2. Trapping of an acyl-enzyme intermediate in a penicillin-binding protein (PBP)-catalyzed reaction

Pauline Macheboeuf, David Lemaire, Nathalie Teller, Alexandre Dos Santos Martins, André Luxen, Otto Dideberg, Marc Jamin, Andréa Dessen J Mol Biol. 2008 Feb 15;376(2):405-13. doi: 10.1016/j.jmb.2007.10.066. Epub 2007 Nov 1.

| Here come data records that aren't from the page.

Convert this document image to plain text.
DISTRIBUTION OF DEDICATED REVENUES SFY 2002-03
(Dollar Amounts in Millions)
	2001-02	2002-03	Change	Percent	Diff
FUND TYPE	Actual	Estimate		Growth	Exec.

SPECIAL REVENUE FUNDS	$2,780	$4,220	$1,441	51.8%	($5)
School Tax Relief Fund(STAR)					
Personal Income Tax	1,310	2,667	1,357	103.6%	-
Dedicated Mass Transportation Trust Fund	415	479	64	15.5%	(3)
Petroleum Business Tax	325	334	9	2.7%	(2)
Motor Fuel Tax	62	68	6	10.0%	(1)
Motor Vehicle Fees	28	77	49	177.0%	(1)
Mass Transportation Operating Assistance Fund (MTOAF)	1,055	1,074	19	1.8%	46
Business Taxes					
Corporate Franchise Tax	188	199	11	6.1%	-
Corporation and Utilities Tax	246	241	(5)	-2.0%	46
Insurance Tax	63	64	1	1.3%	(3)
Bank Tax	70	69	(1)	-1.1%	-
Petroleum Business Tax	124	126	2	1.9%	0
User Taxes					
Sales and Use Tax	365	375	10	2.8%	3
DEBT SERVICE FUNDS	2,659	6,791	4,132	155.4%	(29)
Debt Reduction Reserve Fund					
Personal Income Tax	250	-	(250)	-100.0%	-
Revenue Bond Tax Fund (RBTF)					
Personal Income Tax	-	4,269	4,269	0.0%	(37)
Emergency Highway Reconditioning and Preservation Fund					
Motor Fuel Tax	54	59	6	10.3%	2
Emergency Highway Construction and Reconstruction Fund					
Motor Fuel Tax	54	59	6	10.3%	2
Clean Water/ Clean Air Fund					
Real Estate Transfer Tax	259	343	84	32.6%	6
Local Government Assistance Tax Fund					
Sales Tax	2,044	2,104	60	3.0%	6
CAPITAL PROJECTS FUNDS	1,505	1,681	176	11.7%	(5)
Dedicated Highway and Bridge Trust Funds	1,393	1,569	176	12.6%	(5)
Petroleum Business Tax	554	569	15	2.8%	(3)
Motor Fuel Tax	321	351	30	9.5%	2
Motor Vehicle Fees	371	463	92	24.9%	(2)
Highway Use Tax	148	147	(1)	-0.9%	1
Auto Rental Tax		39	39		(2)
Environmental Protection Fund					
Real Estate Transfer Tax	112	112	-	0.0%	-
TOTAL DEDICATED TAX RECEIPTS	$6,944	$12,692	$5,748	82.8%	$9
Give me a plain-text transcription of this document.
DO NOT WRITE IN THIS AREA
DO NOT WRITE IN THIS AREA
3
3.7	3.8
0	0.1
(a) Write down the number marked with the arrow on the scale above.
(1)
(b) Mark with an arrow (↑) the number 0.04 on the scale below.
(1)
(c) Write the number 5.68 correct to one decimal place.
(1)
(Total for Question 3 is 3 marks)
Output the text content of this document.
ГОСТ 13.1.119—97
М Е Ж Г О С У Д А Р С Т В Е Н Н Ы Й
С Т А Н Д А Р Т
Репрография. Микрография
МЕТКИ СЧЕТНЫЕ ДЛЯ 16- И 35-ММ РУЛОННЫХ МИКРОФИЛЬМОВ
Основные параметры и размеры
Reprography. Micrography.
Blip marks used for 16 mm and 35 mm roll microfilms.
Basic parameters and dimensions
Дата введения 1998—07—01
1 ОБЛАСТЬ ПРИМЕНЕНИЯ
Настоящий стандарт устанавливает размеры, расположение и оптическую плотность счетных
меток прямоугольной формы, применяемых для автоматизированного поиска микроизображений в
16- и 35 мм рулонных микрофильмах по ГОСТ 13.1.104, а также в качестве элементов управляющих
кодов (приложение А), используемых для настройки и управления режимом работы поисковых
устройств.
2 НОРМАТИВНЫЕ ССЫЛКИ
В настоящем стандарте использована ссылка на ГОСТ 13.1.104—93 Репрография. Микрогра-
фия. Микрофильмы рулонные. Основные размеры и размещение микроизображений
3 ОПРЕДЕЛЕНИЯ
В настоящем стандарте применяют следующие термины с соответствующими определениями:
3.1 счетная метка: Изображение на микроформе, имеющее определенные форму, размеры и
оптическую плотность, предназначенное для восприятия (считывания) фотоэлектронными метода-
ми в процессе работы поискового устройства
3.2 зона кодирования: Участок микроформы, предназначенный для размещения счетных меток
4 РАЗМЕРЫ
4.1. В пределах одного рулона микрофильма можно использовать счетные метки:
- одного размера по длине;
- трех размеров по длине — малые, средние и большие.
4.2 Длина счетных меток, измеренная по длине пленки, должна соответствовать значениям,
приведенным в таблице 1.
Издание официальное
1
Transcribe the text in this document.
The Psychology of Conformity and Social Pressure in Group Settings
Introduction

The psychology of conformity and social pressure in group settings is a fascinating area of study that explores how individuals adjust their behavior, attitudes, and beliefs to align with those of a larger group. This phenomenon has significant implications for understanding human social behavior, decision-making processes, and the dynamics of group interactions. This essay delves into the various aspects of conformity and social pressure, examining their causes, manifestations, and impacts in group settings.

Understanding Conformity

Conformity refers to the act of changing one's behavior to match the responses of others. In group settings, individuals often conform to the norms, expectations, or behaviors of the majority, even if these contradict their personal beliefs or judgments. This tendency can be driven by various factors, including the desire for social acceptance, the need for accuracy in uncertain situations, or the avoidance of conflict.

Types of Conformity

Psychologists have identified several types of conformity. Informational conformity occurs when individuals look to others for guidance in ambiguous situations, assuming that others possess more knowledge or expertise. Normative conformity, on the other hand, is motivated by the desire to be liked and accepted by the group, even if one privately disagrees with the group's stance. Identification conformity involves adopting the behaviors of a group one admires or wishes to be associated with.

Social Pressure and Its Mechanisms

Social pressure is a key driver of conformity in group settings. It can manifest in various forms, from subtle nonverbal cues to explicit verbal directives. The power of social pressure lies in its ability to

Class A penicillin-binding proteins (PBPs) catalyze the last two steps in the biosynthesis of peptidoglycan, a key component of the bacterial cell wall. Both reactions, glycosyl transfer (polymerization of glycan chains) and transpeptidation (cross-linking of stem peptides), are essential for peptidoglycan stability and for the cell division process, but remain poorly understood. The PBP-catalyzed transpeptidation reaction is the target of beta-lactam antibiotics, but their vast employment worldwide has prompted the appearance of highly resistant strains, thus requiring concerted efforts towards an understanding of the transpeptidation reaction with the goal of developing better antibacterials. This goal, however, has been elusive, since PBP substrates are rapidly deacylated. In this work, we provide a structural snapshot of a "trapped" covalent intermediate of the reaction between a class A PBP with a pseudo-substrate, N-benzoyl-D-alanylmercaptoacetic acid thioester, which partly mimics the stem peptides contained within the natural, membrane-associated substrate, lipid II. The structure reveals that the D-alanyl moiety of the covalent intermediate (N-benzoyl-d-alanine) is stabilized in the cleft by a network of hydrogen bonds that place the carbonyl group in close proximity to the oxyanion hole, thus mimicking the spatial arrangement of beta-lactam antibiotics within the PBP active site. This arrangement allows the target bond to be in optimal position for attack by the acceptor peptide and is similar to the structural disposition of beta-lactam antibiotics with PBP clefts. This information yields a better understanding of PBP catalysis and could provide key insights into the design of novel PBP inhibitors.